Late last year, the Legislative Black Caucus called attention to Jindal's appointing practices in a press release that came on the heels of legislative testimony by one of Jindal's assistants. The Governor did not feel compelled to respond.
The sacking of Toups indicates that the Governor only started to consider the impact of his appointing practices when it became clear it might cost him something he wanted — specifically, the closure of the SUNO campus. The lack of a minority member on the Board with a vote appears to contradict the will of the Legislature when it passed the law creating the Board of Regents and the amendment to the Louisiana Constitution that voters approved in 1998. When Blacks complained about his pay-to-play system, he could ignore it. But, when the matter got raised in a court of law, that changed things.
Rumor has it that Jindal two conditions for people seeking appointment to the Southern University System Board of Supervisors. The first is that any appointee cannot give money to anyone running against Jindal; the second is that they cannot work against the election of any Republican legislators in their area.
The pay-to-play issue and the racial composition of the Board of Regents will not go away in the SUNO matter because the plaintiffs have announced that they intend to pursue an appeal.
The Jindal Way: Pay-to-Play
The pay-to-play model cropped up in connection with the Supriya Jindal Foundation where, the New York Times first reported, major corporations with business before the state have been making large contributions to the First Lady's foundation. Sure, they only want to help her help the kids, but there is one thing that pushes this beyond some liberal media trying to do a hit job on our nationally irrelevant governor.
The connective tissue between the Jindal Foundation and the Jindal Campaign is Alexandra Bautsch. Ms. Bautsch is listed as an officer of the Supriya Jindal Foundation (the New York Times reported her as the Treasurer). She also happens to be a fundraiser for the Jindal campaign, according to her LinkedIn page.
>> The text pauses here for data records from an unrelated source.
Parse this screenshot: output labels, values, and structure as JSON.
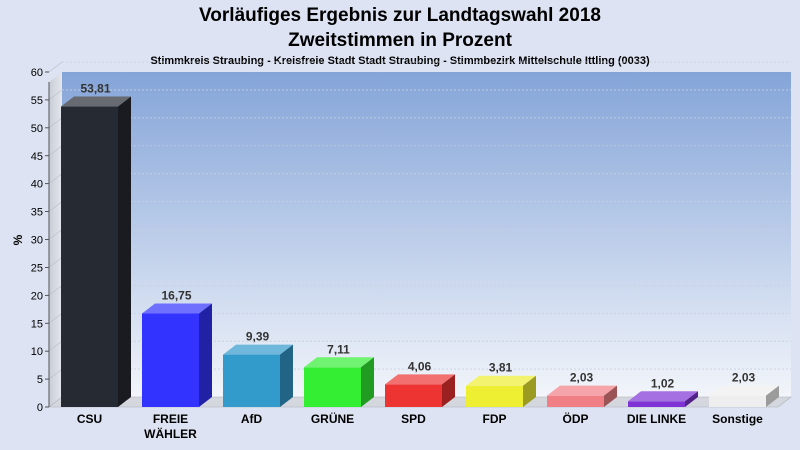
{
  "chart_data": {
    "type": "bar",
    "title": "Vorläufiges Ergebnis zur Landtagswahl 2018",
    "subtitle": "Zweitstimmen in Prozent",
    "description": "Stimmkreis Straubing - Kreisfreie Stadt Stadt Straubing - Stimmbezirk Mittelschule Ittling (0033)",
    "ylabel": "%",
    "ylim": [
      0,
      60
    ],
    "yticks": [
      0,
      5,
      10,
      15,
      20,
      25,
      30,
      35,
      40,
      45,
      50,
      55,
      60
    ],
    "grid": true,
    "categories": [
      "CSU",
      "FREIE WÄHLER",
      "AfD",
      "GRÜNE",
      "SPD",
      "FDP",
      "ÖDP",
      "DIE LINKE",
      "Sonstige"
    ],
    "values": [
      53.81,
      16.75,
      9.39,
      7.11,
      4.06,
      3.81,
      2.03,
      1.02,
      2.03
    ],
    "value_labels": [
      "53,81",
      "16,75",
      "9,39",
      "7,11",
      "4,06",
      "3,81",
      "2,03",
      "1,02",
      "2,03"
    ],
    "colors": [
      "#262a33",
      "#3333ff",
      "#339acc",
      "#33ee33",
      "#ee3333",
      "#eeee33",
      "#f07f85",
      "#7f33d4",
      "#eeeeee"
    ]
  }
}
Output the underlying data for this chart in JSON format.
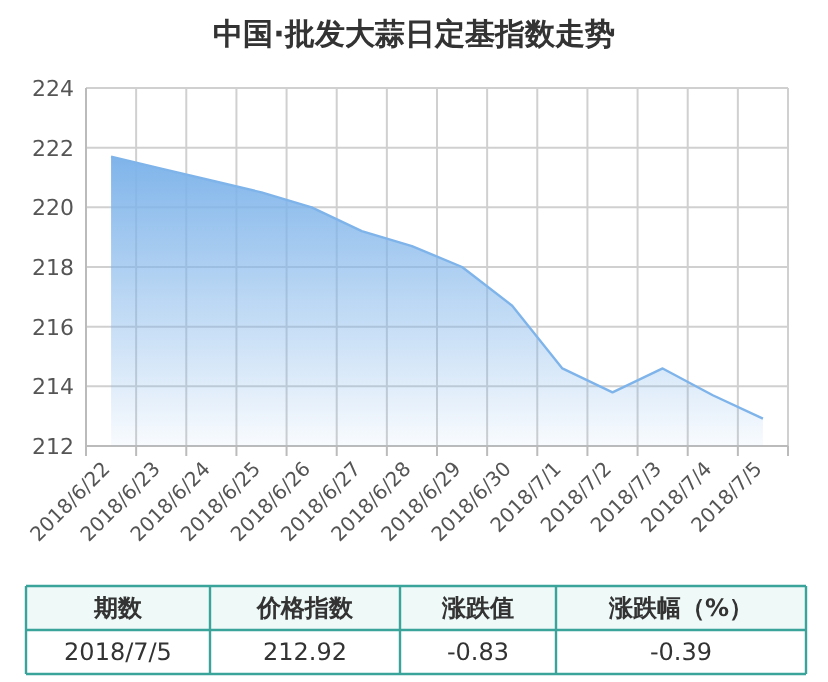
{
  "chart_data": {
    "type": "area",
    "title": "中国·批发大蒜日定基指数走势",
    "categories": [
      "2018/6/22",
      "2018/6/23",
      "2018/6/24",
      "2018/6/25",
      "2018/6/26",
      "2018/6/27",
      "2018/6/28",
      "2018/6/29",
      "2018/6/30",
      "2018/7/1",
      "2018/7/2",
      "2018/7/3",
      "2018/7/4",
      "2018/7/5"
    ],
    "series": [
      {
        "color": "#7fb4ea",
        "values": [
          221.7,
          221.3,
          220.9,
          220.5,
          220.0,
          219.2,
          218.7,
          218.0,
          216.7,
          214.6,
          213.8,
          214.6,
          213.7,
          212.92
        ]
      }
    ],
    "ylim": [
      212,
      224
    ],
    "yticks": [
      212,
      214,
      216,
      218,
      220,
      222,
      224
    ],
    "grid": true,
    "annotations": [
      "期数",
      "价格指数",
      "涨跌值",
      "涨跌幅（%）",
      "2018/7/5",
      "212.92",
      "-0.83",
      "-0.39"
    ]
  }
}
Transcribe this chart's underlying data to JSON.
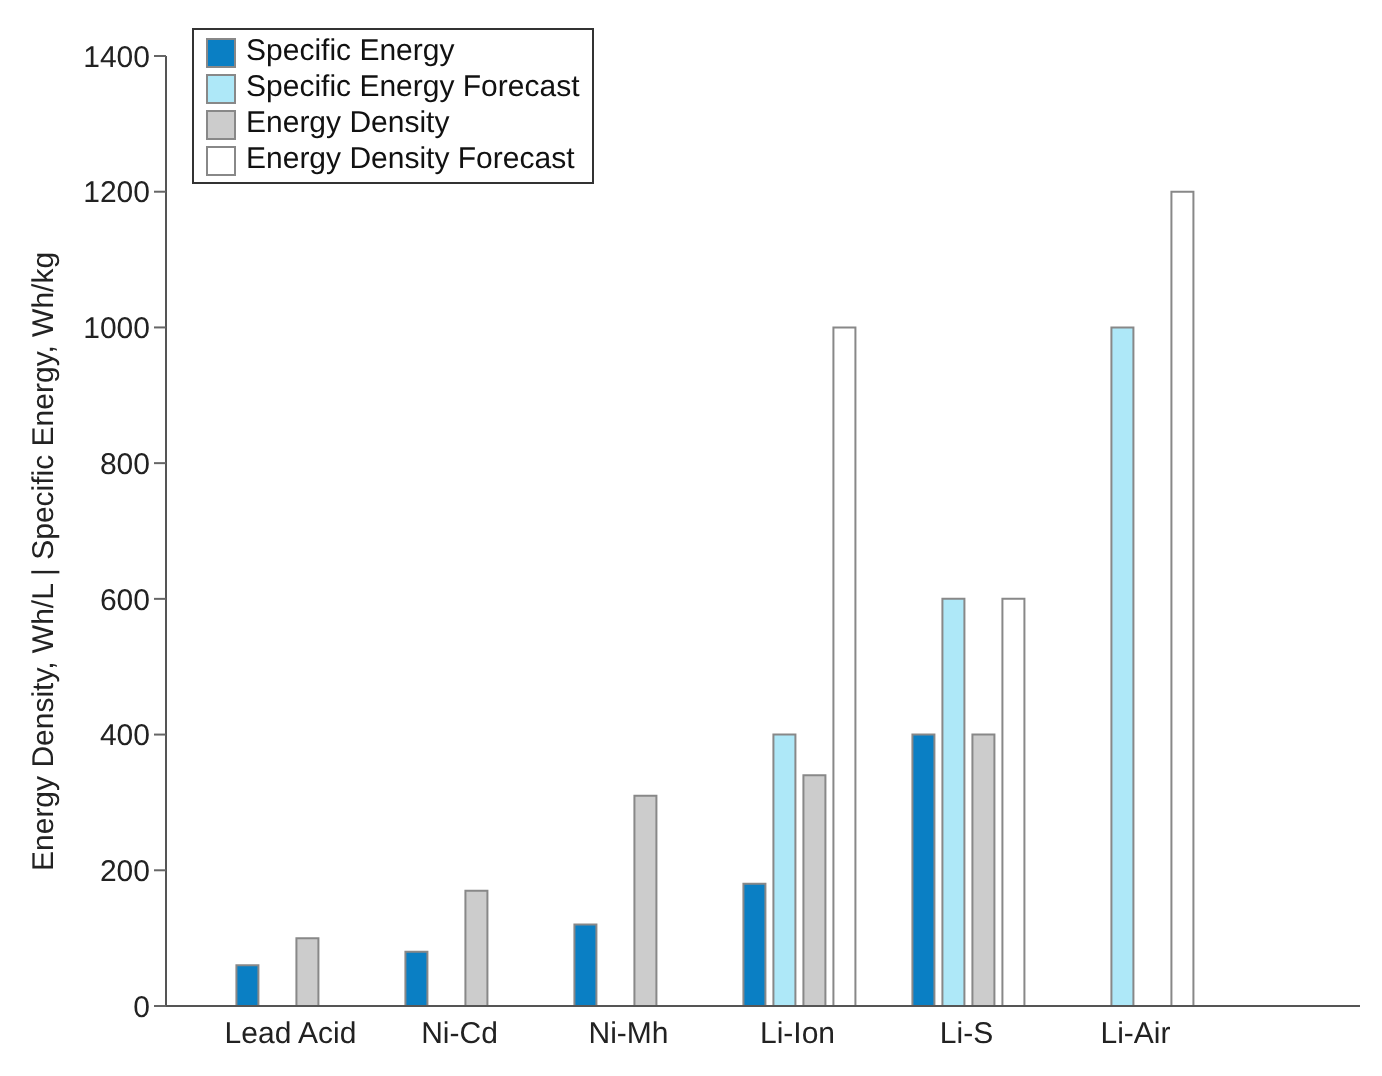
{
  "chart_data": {
    "type": "bar",
    "ylabel": "Energy Density, Wh/L | Specific Energy, Wh/kg",
    "categories": [
      "Lead Acid",
      "Ni-Cd",
      "Ni-Mh",
      "Li-Ion",
      "Li-S",
      "Li-Air"
    ],
    "series": [
      {
        "name": "Specific Energy",
        "color": "#0a7fc4",
        "values": [
          60,
          80,
          120,
          180,
          400,
          null
        ]
      },
      {
        "name": "Specific Energy Forecast",
        "color": "#aee8f8",
        "values": [
          null,
          null,
          null,
          400,
          600,
          1000
        ]
      },
      {
        "name": "Energy Density",
        "color": "#cccccc",
        "values": [
          100,
          170,
          310,
          340,
          400,
          null
        ]
      },
      {
        "name": "Energy Density Forecast",
        "color": "#ffffff",
        "values": [
          null,
          null,
          null,
          1000,
          600,
          1200
        ]
      }
    ],
    "ylim": [
      0,
      1400
    ],
    "yticks": [
      0,
      200,
      400,
      600,
      800,
      1000,
      1200,
      1400
    ],
    "grid": false,
    "legend": "top left"
  }
}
Ms. Bautsch apparently operated as something of a one-stop contribution window for both Jindals. Imagine the outrage (not to mention federal investigations) if Edwin Edwards and one of his wives had tried a similar arrangement!
While some of Jindal's allies have tried to downplay the significance of this story (see Pinsonat's comments in the link above), the fact is that the story solidifies the fact that Jindal operates a pay-to-play administration — exactly what he said he would end with his self-proclaimed ethics 'Gold Standard' reforms passed in the first few days of his term. As it turns out, his 'reforms' have rendered campaign finance laws virtually unenforceable.
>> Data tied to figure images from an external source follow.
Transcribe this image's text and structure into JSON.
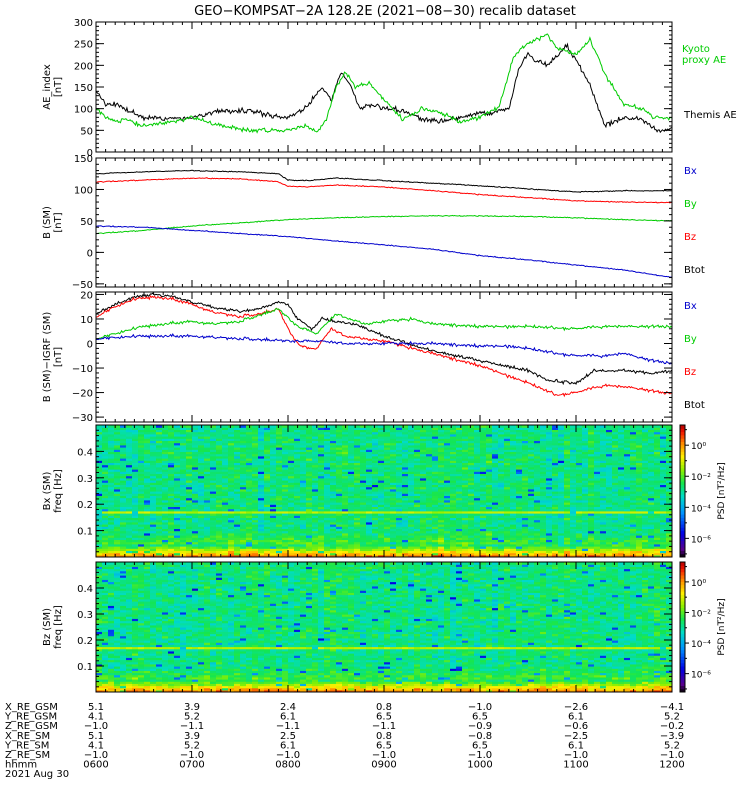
{
  "chart_data": {
    "title": "GEO−KOMPSAT−2A 128.2E (2021−08−30) recalib dataset",
    "x_range_hours": [
      6,
      12
    ],
    "panels": [
      {
        "type": "line",
        "ylabel_lines": [
          "AE_index",
          "[nT]"
        ],
        "ylim": [
          0,
          300
        ],
        "yticks": [
          0,
          50,
          100,
          150,
          200,
          250,
          300
        ],
        "ytick_labels": [
          "0",
          "50",
          "100",
          "150",
          "200",
          "250",
          "300"
        ],
        "series": [
          {
            "name": "Themis AE",
            "label_lines": [
              "Themis AE"
            ],
            "color": "#000000",
            "x": [
              6.0,
              6.1,
              6.2,
              6.3,
              6.5,
              6.8,
              7.0,
              7.3,
              7.6,
              7.9,
              8.0,
              8.2,
              8.35,
              8.45,
              8.55,
              8.65,
              8.75,
              8.85,
              9.0,
              9.2,
              9.4,
              9.6,
              9.8,
              10.0,
              10.1,
              10.3,
              10.4,
              10.5,
              10.55,
              10.7,
              10.9,
              11.0,
              11.15,
              11.3,
              11.5,
              11.7,
              11.8,
              11.9,
              12.0
            ],
            "y": [
              140,
              110,
              110,
              100,
              80,
              75,
              80,
              95,
              95,
              80,
              80,
              105,
              150,
              120,
              185,
              155,
              100,
              110,
              100,
              95,
              75,
              70,
              80,
              90,
              90,
              100,
              190,
              230,
              215,
              200,
              245,
              215,
              150,
              60,
              80,
              75,
              55,
              45,
              60
            ]
          },
          {
            "name": "Kyoto proxy AE",
            "label_lines": [
              "Kyoto",
              "proxy AE"
            ],
            "color": "#00cc00",
            "x": [
              6.0,
              6.1,
              6.2,
              6.3,
              6.5,
              6.8,
              7.0,
              7.3,
              7.6,
              7.9,
              8.0,
              8.2,
              8.3,
              8.4,
              8.5,
              8.6,
              8.7,
              8.85,
              9.0,
              9.2,
              9.4,
              9.6,
              9.8,
              10.0,
              10.2,
              10.35,
              10.5,
              10.7,
              10.8,
              11.0,
              11.15,
              11.3,
              11.5,
              11.7,
              11.8,
              11.9,
              12.0
            ],
            "y": [
              100,
              80,
              70,
              75,
              60,
              70,
              80,
              60,
              50,
              50,
              50,
              60,
              45,
              75,
              150,
              185,
              150,
              160,
              120,
              75,
              100,
              90,
              70,
              80,
              105,
              220,
              250,
              270,
              240,
              225,
              260,
              180,
              110,
              100,
              80,
              80,
              75
            ]
          }
        ]
      },
      {
        "type": "line",
        "ylabel_lines": [
          "B (SM)",
          "[nT]"
        ],
        "ylim": [
          -55,
          150
        ],
        "yticks": [
          -50,
          0,
          50,
          100,
          150
        ],
        "ytick_labels": [
          "−50",
          "0",
          "50",
          "100",
          "150"
        ],
        "series": [
          {
            "name": "Btot",
            "color": "#000000",
            "x": [
              6,
              6.5,
              7,
              7.5,
              7.9,
              8.0,
              8.2,
              8.5,
              9,
              9.5,
              10,
              10.5,
              11,
              11.5,
              12
            ],
            "y": [
              125,
              128,
              130,
              128,
              125,
              115,
              114,
              118,
              114,
              110,
              106,
              101,
              96,
              98,
              98
            ]
          },
          {
            "name": "Bz",
            "color": "#ff0000",
            "x": [
              6,
              6.5,
              7,
              7.5,
              7.9,
              8.0,
              8.2,
              8.5,
              9,
              9.5,
              10,
              10.5,
              11,
              11.5,
              12
            ],
            "y": [
              112,
              115,
              118,
              117,
              112,
              105,
              104,
              107,
              104,
              98,
              92,
              87,
              82,
              80,
              79
            ]
          },
          {
            "name": "By",
            "color": "#00cc00",
            "x": [
              6,
              6.5,
              7,
              7.5,
              8,
              8.5,
              9,
              9.5,
              10,
              10.5,
              11,
              11.5,
              12
            ],
            "y": [
              30,
              35,
              42,
              47,
              52,
              55,
              57,
              58,
              58,
              57,
              55,
              52,
              50
            ]
          },
          {
            "name": "Bx",
            "color": "#0000cc",
            "x": [
              6,
              6.5,
              7,
              7.5,
              8,
              8.5,
              9,
              9.5,
              10,
              10.5,
              11,
              11.5,
              12
            ],
            "y": [
              42,
              40,
              35,
              30,
              25,
              18,
              12,
              5,
              -5,
              -12,
              -20,
              -28,
              -40
            ]
          }
        ],
        "legend": [
          "Bx",
          "By",
          "Bz",
          "Btot"
        ]
      },
      {
        "type": "line",
        "ylabel_lines": [
          "B (SM)−IGRF (SM)",
          "[nT]"
        ],
        "ylim": [
          -32,
          21
        ],
        "yticks": [
          -30,
          -20,
          -10,
          0,
          10,
          20
        ],
        "ytick_labels": [
          "−30",
          "−20",
          "−10",
          "0",
          "10",
          "20"
        ],
        "series": [
          {
            "name": "Btot",
            "color": "#000000",
            "x": [
              6,
              6.2,
              6.4,
              6.6,
              6.8,
              7,
              7.2,
              7.5,
              7.7,
              7.9,
              8.0,
              8.1,
              8.25,
              8.35,
              8.5,
              8.7,
              9,
              9.5,
              10,
              10.5,
              10.7,
              11,
              11.2,
              11.5,
              11.8,
              12
            ],
            "y": [
              12,
              16,
              19,
              20,
              19,
              17,
              15,
              13,
              14,
              17,
              16,
              10,
              6,
              10,
              9,
              8,
              3,
              -3,
              -7,
              -11,
              -15,
              -16,
              -11,
              -11,
              -12,
              -11
            ]
          },
          {
            "name": "Bz",
            "color": "#ff0000",
            "x": [
              6,
              6.2,
              6.4,
              6.6,
              6.8,
              7,
              7.2,
              7.5,
              7.7,
              7.9,
              8.0,
              8.1,
              8.2,
              8.3,
              8.45,
              8.6,
              9,
              9.5,
              10,
              10.5,
              10.8,
              11,
              11.3,
              11.6,
              11.9,
              12
            ],
            "y": [
              11,
              15,
              18,
              19,
              18,
              16,
              13,
              11,
              12,
              14,
              6,
              0,
              -2,
              -2,
              6,
              3,
              1,
              -4,
              -9,
              -16,
              -21,
              -20,
              -17,
              -18,
              -20,
              -20
            ]
          },
          {
            "name": "By",
            "color": "#00cc00",
            "x": [
              6,
              6.2,
              6.5,
              7,
              7.2,
              7.5,
              7.9,
              8.1,
              8.3,
              8.5,
              8.8,
              9,
              9.3,
              9.5,
              10,
              10.5,
              11,
              11.3,
              11.6,
              12
            ],
            "y": [
              2,
              4,
              7,
              9,
              8,
              9,
              14,
              7,
              4,
              12,
              8,
              9,
              10,
              8,
              7,
              7,
              6,
              7,
              7,
              7
            ]
          },
          {
            "name": "Bx",
            "color": "#0000cc",
            "x": [
              6,
              6.5,
              7,
              7.5,
              8,
              8.3,
              8.6,
              9,
              9.5,
              10,
              10.3,
              10.5,
              10.8,
              11,
              11.3,
              11.5,
              11.8,
              12
            ],
            "y": [
              2,
              3,
              3,
              2,
              1,
              1,
              0,
              0,
              0,
              -1,
              -1,
              -2,
              -4,
              -5,
              -5,
              -4,
              -7,
              -8
            ]
          }
        ],
        "legend": [
          "Bx",
          "By",
          "Bz",
          "Btot"
        ]
      },
      {
        "type": "heatmap",
        "ylabel_lines": [
          "Bx (SM)",
          "freq [Hz]"
        ],
        "ylim": [
          0,
          0.5
        ],
        "yticks": [
          0.1,
          0.2,
          0.3,
          0.4
        ],
        "ytick_labels": [
          "0.1",
          "0.2",
          "0.3",
          "0.4"
        ],
        "colorbar": {
          "label": "PSD [nT²/Hz]",
          "ticks": [
            "10⁰",
            "10⁻²",
            "10⁻⁴",
            "10⁻⁶"
          ],
          "log_range": [
            -7.2,
            1.3
          ]
        },
        "line_freq": 0.17,
        "seed": 11
      },
      {
        "type": "heatmap",
        "ylabel_lines": [
          "Bz (SM)",
          "freq [Hz]"
        ],
        "ylim": [
          0,
          0.5
        ],
        "yticks": [
          0.1,
          0.2,
          0.3,
          0.4
        ],
        "ytick_labels": [
          "0.1",
          "0.2",
          "0.3",
          "0.4"
        ],
        "colorbar": {
          "label": "PSD [nT²/Hz]",
          "ticks": [
            "10⁰",
            "10⁻²",
            "10⁻⁴",
            "10⁻⁶"
          ],
          "log_range": [
            -7.2,
            1.3
          ]
        },
        "line_freq": 0.17,
        "seed": 29
      }
    ],
    "ephemeris": {
      "labels": [
        "X_RE_GSM",
        "Y_RE_GSM",
        "Z_RE_GSM",
        "X_RE_SM",
        "Y_RE_SM",
        "Z_RE_SM",
        "hhmm",
        "2021 Aug 30"
      ],
      "hours": [
        6,
        7,
        8,
        9,
        10,
        11,
        12
      ],
      "rows": [
        [
          "5.1",
          "3.9",
          "2.4",
          "0.8",
          "−1.0",
          "−2.6",
          "−4.1"
        ],
        [
          "4.1",
          "5.2",
          "6.1",
          "6.5",
          "6.5",
          "6.1",
          "5.2"
        ],
        [
          "−1.0",
          "−1.1",
          "−1.1",
          "−1.1",
          "−0.9",
          "−0.6",
          "−0.2"
        ],
        [
          "5.1",
          "3.9",
          "2.5",
          "0.8",
          "−0.8",
          "−2.5",
          "−3.9"
        ],
        [
          "4.1",
          "5.2",
          "6.1",
          "6.5",
          "6.5",
          "6.1",
          "5.2"
        ],
        [
          "−1.0",
          "−1.0",
          "−1.0",
          "−1.0",
          "−1.0",
          "−1.0",
          "−1.0"
        ],
        [
          "0600",
          "0700",
          "0800",
          "0900",
          "1000",
          "1100",
          "1200"
        ]
      ]
    }
  }
}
In light of what the public has learned about Jindal in the past two weeks, the question must be asked if this wrecking of the campaign finance enforcement regime by Jindal was a deliberate act?
The Governor's pay-to-play ways are catching up with him. Bills are coming due. Too much damage is being done to public and private institutions in this state by the Governor and his policies based on nothing more than a desire to prevent his patrons from paying more taxes and a desire to turn public coffers into funnels directed into the pockets of donors-to-be through privatization.
Having set up the Board of Regents to carry out his wishes, he handed them the work of dismantling SUNO. It was overreach and it laid bare his pay-to-play approach to appointments to boards and commissions. That policy is exactly what he said he was against. It is a direct contradiction of who he said he was.
Jindal's demise as a presidential contender on the national level came after he repeatedly exposed his lack of substance to national audiences. With his ethics mantel having been shattered, the unraveling of his in-state myth has begun. Whether it unravels fast enough to enable his defeat at the polls remains to be seen. But, life is nothing if not unpredictable.